Guest Post: Creating Space for Child-centered Work
Facilitator Victoria Albaracin and participant Aiano Nakagawa reflect on the September 10, 2019 Practitioner Exchange: Creating Space for Child-centered Work
From Victoria: I love how a community, who does not know each other personally, can come together to discuss different topics and then brainstorm ideas to deeper our practice and pedagogy. I think we have a unique opportunity as educators to collaborate and learn from one another that we might not get in our normal teaching communities. This exchange for me was especially valuable because I am still growing as a dance educator and finding more ways to integrate into my general education classroom. I’m super excited because I’m taking over the dance program for kindergarten at my school and I plan on using the ideas that were shared during our exchange, and I feel like we have a community that can continue to share with one another outside of the Practitioner Exchange.

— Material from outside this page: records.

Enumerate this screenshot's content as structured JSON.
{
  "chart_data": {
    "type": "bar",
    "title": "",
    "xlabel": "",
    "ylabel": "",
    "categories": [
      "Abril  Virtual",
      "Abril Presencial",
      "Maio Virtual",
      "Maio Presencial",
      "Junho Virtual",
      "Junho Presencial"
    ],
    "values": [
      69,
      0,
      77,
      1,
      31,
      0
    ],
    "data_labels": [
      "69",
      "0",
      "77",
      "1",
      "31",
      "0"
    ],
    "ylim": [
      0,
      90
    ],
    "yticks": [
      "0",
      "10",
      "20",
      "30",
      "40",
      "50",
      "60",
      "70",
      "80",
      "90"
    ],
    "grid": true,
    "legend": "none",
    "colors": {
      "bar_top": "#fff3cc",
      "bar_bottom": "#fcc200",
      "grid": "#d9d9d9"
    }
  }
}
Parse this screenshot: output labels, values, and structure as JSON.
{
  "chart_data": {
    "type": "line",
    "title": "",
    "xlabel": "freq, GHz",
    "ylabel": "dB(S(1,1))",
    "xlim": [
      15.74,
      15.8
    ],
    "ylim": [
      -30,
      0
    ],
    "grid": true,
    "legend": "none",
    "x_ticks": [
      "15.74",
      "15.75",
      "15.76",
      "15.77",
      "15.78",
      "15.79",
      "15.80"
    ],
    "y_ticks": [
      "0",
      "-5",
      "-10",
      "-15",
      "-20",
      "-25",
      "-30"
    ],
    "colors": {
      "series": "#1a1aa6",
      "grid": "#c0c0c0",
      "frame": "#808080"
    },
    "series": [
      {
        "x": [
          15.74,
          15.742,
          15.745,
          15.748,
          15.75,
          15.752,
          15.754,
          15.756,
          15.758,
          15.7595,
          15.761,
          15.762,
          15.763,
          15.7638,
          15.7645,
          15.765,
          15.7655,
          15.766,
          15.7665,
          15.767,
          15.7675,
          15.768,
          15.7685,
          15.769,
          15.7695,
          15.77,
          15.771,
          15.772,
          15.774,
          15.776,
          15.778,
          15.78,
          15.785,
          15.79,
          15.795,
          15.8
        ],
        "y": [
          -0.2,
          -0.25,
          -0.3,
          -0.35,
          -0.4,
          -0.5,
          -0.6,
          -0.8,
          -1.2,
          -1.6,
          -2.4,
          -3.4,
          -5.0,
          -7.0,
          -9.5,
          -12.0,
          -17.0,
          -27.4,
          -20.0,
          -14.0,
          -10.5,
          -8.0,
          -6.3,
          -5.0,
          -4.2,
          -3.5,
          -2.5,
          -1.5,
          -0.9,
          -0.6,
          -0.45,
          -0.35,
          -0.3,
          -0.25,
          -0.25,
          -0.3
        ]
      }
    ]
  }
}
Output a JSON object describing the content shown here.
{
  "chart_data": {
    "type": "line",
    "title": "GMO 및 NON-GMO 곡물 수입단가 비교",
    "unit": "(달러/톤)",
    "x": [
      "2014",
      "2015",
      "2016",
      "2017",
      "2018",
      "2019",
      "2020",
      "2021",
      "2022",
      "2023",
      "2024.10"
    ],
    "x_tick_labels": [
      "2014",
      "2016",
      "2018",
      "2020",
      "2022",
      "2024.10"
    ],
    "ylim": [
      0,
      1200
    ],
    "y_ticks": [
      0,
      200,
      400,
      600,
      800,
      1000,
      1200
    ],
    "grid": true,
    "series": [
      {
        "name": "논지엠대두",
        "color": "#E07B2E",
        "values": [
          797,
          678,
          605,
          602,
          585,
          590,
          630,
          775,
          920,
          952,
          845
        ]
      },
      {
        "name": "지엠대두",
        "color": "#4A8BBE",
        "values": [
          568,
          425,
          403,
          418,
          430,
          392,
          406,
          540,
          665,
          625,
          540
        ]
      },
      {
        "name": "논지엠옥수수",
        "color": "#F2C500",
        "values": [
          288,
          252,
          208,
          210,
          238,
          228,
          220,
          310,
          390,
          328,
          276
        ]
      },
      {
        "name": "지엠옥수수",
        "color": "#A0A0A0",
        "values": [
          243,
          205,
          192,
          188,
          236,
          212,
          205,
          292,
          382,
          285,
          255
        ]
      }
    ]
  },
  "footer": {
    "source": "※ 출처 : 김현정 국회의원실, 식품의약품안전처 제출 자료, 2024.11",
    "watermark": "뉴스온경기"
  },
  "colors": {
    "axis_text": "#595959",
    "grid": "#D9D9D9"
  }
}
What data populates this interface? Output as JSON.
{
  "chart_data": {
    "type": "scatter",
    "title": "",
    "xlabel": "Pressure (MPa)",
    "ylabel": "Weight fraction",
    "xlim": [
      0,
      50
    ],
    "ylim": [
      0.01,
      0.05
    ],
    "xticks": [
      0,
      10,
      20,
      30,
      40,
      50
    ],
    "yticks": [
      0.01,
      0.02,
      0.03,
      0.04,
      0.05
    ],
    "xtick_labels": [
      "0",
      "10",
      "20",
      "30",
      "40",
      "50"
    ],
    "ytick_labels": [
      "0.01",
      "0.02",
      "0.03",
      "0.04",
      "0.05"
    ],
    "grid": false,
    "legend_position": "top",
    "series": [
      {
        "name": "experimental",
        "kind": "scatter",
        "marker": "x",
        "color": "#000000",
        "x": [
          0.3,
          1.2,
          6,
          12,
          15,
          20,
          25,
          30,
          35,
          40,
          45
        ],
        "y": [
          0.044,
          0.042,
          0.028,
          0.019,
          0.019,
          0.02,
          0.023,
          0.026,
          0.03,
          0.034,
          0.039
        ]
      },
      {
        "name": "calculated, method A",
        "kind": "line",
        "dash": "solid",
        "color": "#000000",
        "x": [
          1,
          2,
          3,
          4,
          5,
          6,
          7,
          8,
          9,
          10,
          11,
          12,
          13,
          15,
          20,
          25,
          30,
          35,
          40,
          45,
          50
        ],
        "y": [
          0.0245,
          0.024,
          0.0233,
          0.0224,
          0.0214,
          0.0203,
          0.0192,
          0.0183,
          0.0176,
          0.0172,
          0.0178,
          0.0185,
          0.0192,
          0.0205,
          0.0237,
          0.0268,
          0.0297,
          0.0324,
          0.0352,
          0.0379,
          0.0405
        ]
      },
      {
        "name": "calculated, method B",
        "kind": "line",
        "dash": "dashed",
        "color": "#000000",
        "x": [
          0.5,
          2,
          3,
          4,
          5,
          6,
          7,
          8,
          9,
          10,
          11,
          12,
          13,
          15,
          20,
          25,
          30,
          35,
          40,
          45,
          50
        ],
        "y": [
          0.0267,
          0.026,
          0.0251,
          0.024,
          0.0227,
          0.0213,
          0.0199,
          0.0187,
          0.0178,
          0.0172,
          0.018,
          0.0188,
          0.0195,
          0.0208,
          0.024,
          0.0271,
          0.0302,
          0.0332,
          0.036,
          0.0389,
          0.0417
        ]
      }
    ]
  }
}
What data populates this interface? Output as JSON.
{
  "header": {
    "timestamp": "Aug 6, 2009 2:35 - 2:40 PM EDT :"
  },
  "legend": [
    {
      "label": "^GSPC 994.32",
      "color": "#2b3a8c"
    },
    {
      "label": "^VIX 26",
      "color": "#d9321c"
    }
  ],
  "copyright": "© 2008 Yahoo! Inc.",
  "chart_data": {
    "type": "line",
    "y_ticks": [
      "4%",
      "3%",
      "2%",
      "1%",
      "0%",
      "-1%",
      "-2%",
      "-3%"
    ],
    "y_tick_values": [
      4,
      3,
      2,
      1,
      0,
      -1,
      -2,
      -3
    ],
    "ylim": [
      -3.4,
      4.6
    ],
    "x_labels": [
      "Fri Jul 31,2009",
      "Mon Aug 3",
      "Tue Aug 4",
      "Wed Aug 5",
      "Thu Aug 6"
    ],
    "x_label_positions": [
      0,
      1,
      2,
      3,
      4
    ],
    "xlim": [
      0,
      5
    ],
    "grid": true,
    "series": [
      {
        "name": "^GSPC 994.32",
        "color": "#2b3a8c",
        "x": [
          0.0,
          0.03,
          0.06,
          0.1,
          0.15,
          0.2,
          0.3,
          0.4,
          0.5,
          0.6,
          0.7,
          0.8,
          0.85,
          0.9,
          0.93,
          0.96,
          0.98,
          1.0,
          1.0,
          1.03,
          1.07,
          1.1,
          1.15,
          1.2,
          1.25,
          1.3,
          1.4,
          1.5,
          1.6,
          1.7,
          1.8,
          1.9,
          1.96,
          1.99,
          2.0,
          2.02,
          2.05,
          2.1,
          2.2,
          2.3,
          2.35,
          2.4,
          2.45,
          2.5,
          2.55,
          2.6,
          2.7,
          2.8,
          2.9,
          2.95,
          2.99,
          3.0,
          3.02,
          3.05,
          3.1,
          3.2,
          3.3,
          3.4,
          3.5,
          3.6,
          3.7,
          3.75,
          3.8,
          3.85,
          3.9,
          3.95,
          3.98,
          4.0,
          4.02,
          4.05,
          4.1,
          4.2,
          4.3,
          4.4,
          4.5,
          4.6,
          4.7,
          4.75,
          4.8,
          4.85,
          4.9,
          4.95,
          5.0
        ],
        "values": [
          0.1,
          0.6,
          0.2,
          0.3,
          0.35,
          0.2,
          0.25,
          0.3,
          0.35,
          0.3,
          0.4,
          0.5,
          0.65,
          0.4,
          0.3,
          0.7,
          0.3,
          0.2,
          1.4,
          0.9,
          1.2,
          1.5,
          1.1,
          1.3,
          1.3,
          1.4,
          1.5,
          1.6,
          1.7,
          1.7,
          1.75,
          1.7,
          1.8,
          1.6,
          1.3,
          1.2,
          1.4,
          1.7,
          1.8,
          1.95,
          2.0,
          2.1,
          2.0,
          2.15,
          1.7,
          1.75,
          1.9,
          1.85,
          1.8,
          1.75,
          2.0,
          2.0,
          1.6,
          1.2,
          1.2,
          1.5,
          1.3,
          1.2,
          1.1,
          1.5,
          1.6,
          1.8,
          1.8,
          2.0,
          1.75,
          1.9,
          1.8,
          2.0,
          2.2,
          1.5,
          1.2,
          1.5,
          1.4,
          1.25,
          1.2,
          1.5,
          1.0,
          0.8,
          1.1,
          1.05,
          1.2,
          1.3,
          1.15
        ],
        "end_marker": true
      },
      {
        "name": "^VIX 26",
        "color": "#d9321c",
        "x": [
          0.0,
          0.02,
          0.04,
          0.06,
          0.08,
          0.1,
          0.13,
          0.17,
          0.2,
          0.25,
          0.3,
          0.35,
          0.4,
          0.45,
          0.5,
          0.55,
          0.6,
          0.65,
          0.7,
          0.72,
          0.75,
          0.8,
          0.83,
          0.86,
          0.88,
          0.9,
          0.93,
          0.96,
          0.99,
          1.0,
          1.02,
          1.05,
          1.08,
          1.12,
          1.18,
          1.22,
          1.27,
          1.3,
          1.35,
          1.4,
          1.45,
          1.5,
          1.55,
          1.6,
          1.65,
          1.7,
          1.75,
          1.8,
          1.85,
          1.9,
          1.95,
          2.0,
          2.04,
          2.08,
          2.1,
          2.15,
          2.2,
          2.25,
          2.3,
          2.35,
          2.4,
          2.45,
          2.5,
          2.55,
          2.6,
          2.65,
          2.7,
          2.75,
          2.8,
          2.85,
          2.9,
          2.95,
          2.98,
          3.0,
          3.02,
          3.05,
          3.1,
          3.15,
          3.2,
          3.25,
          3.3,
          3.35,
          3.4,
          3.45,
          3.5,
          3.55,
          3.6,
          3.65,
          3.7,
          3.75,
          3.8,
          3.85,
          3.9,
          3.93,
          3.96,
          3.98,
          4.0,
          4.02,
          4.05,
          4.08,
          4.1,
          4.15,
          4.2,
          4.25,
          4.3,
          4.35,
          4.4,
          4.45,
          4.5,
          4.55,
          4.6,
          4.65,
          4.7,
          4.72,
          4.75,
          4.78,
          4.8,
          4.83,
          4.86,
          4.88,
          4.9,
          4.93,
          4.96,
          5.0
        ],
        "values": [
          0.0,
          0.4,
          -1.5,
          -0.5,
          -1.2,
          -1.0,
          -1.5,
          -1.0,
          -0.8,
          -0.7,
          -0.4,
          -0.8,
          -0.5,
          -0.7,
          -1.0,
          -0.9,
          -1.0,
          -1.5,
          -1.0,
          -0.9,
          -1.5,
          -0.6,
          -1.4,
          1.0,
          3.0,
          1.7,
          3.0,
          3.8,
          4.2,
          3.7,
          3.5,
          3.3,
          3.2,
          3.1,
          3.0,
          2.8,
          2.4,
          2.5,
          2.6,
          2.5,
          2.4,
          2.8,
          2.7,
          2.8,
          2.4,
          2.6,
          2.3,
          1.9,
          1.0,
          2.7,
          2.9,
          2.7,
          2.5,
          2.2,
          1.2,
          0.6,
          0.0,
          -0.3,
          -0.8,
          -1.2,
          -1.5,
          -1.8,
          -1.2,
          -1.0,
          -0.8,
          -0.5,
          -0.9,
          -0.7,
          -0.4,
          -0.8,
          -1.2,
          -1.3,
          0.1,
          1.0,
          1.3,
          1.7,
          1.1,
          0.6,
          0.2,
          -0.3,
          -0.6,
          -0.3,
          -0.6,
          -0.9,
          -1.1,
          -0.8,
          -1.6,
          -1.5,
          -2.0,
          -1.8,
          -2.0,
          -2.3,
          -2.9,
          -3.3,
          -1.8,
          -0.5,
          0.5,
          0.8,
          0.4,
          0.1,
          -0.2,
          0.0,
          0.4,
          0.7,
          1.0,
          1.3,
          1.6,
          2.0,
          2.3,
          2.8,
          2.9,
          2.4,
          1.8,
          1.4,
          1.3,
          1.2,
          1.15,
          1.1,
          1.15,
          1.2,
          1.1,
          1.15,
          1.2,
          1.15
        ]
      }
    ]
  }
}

From Aiano: One major question that came up was: What is the role of the teacher and in true-child centered play? We reminded ourselves that the teacher is not the center. It can feel destabilizing to stand back, like you’re not doing anything as the teacher, when, in many cases, that’s the best thing you can do. Especially in dance, we sometimes feel we have to prove we are teaching/educating, so we take more power/control over the class than necessary. It was validating to hear and agree that stepping back and letting children be is important – and essential – to their development and growth. From this place we can watch children’s own interests and inquiries reveal themselves, and as we listen deeply and ask questions, a new curriculum, one led by our students, can emerge.
Victoria Albaracin is a kindergarten teacher and newly self-identified dance educator at Ascend Elementary School in Oakland, CA.